The growing acceptance of cannabis for medical and recreational purposes raises potential issues for workplaces, especially in roles such as commercial driving, heavy equipment operation and other safety-sensitive jobs that require a high degree of cognitive response.
There are eight U.S. states, so far, that allow recreational use of cannabis. Neighboring Canada now allows cannabis use nationwide. But there are no scientific or legally accepted measures of impairment available yet, which makes organizational policies tricky. Just as workplaces have navigated the issue of alcohol use from an absolute “don’t” to guidelines that prohibit impairment, companies might need to make similar adjustments to accommodate allowable cannabis use.
One such approach is to implement employee drug testing to check for the presence of tetrahydrocannabinol (THC) in urine. THC is a psychoactive compound. However, a positive result merely indicates the presence of the drug, but doesn’t measure impairment. Cannabis is fat-soluble in the body, and traces may be detected for weeks after consumption or exposure. Until more standard measures become available, organizations must develop their own standards of acceptance, based on their safety requirements as well as regular drug testing to prohibit marijuana use on the job.
Thus far, we can take our cue for cannabis policies from the precedent of alcohol use: While it’s not illegal to drink, we can prohibit employees from showing up drunk.
But here’s where the regulation of cannabis use becomes tricky. In some cases, cannabis has been prescribed for medical uses. How can we accommodate employees or contractors who need marijuana for medical purposes, while ensuring they are able to perform their jobs safely, without creating a risk of harm to themselves or others?

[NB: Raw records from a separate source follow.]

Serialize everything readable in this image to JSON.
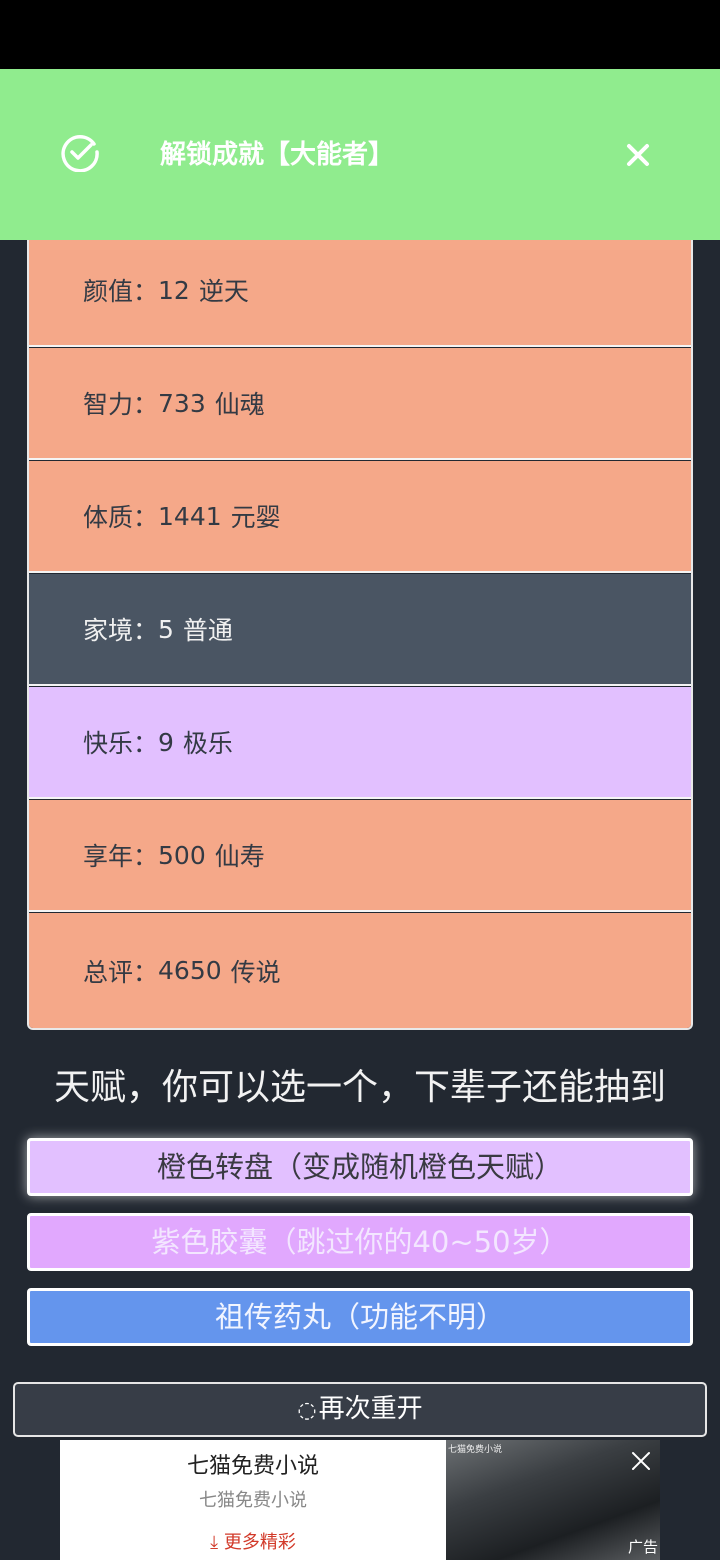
{
  "toast": {
    "title": "解锁成就【大能者】",
    "icon": "check-circle-icon",
    "close_icon": "close-icon"
  },
  "stats": [
    {
      "label": "颜值：",
      "value": "12",
      "grade": "逆天",
      "color": "#f5a889"
    },
    {
      "label": "智力：",
      "value": "733",
      "grade": "仙魂",
      "color": "#f5a889"
    },
    {
      "label": "体质：",
      "value": "1441",
      "grade": "元婴",
      "color": "#f5a889"
    },
    {
      "label": "家境：",
      "value": "5",
      "grade": "普通",
      "color": "#4a5563"
    },
    {
      "label": "快乐：",
      "value": "9",
      "grade": "极乐",
      "color": "#e2c0ff"
    },
    {
      "label": "享年：",
      "value": "500",
      "grade": "仙寿",
      "color": "#f5a889"
    },
    {
      "label": "总评：",
      "value": "4650",
      "grade": "传说",
      "color": "#f5a889"
    }
  ],
  "talent": {
    "heading": "天赋，你可以选一个，下辈子还能抽到",
    "options": [
      {
        "label": "橙色转盘（变成随机橙色天赋）",
        "color": "#e2c0ff"
      },
      {
        "label": "紫色胶囊（跳过你的40~50岁）",
        "color": "#e1a8fe"
      },
      {
        "label": "祖传药丸（功能不明）",
        "color": "#6495ed"
      }
    ]
  },
  "restart": {
    "icon": "refresh-icon",
    "label": "再次重开"
  },
  "ad": {
    "title": "七猫免费小说",
    "subtitle": "七猫免费小说",
    "more": "更多精彩",
    "tag": "广告",
    "logo_text": "七猫免费小说",
    "close_icon": "close-icon"
  }
}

This is where an internal company policy to spell out your requirements in clear terms is vital. For guidance, you might want to consult a medical professional with experience in evaluating impairment in the workplace. Your state’s marijuana drug-impaired driving laws might provide guidance as well. Legal counsel could also be helpful, as the regulatory waters on cannabis use remain murky.
As a further complication, if your organization operates across state lines, your policy will need to abide by the specific laws of each state. Furthermore, the federal government continues to regard cannabis as a Schedule 1 (highly controlled) substance, which means its consumption is prohibited by federal law.
What your organization might need to do, particularly if you operate across state lines and rely on the federal government for funding, is prohibit the recreational use of marijuana even in states that allow it. In order to maintain uniformity, many multi-state organizations whose functions include commercial driving or heavy equipment use will have to develop policies stating that a positive test for cannabis is grounds for barring a job applicant from employment based on federal law – even in areas where marijuana is legal.
Ultimately, of course, the facility owner has the responsibility for providing a safe workplace, so your policy will need to be reinforced by frequent and effective supplier testing and audits, particularly where contractual suppliers are involved. Cannabis is one of the areas where the use of an effective supplier auditing service can be most beneficial. In all cases, this is an evolving and important area in which every company will need to proceed with care through the remainder of 2019 and beyond.
Danny Shields is director of industry relations for Avetta Inc., a provider of supply chain risk management services.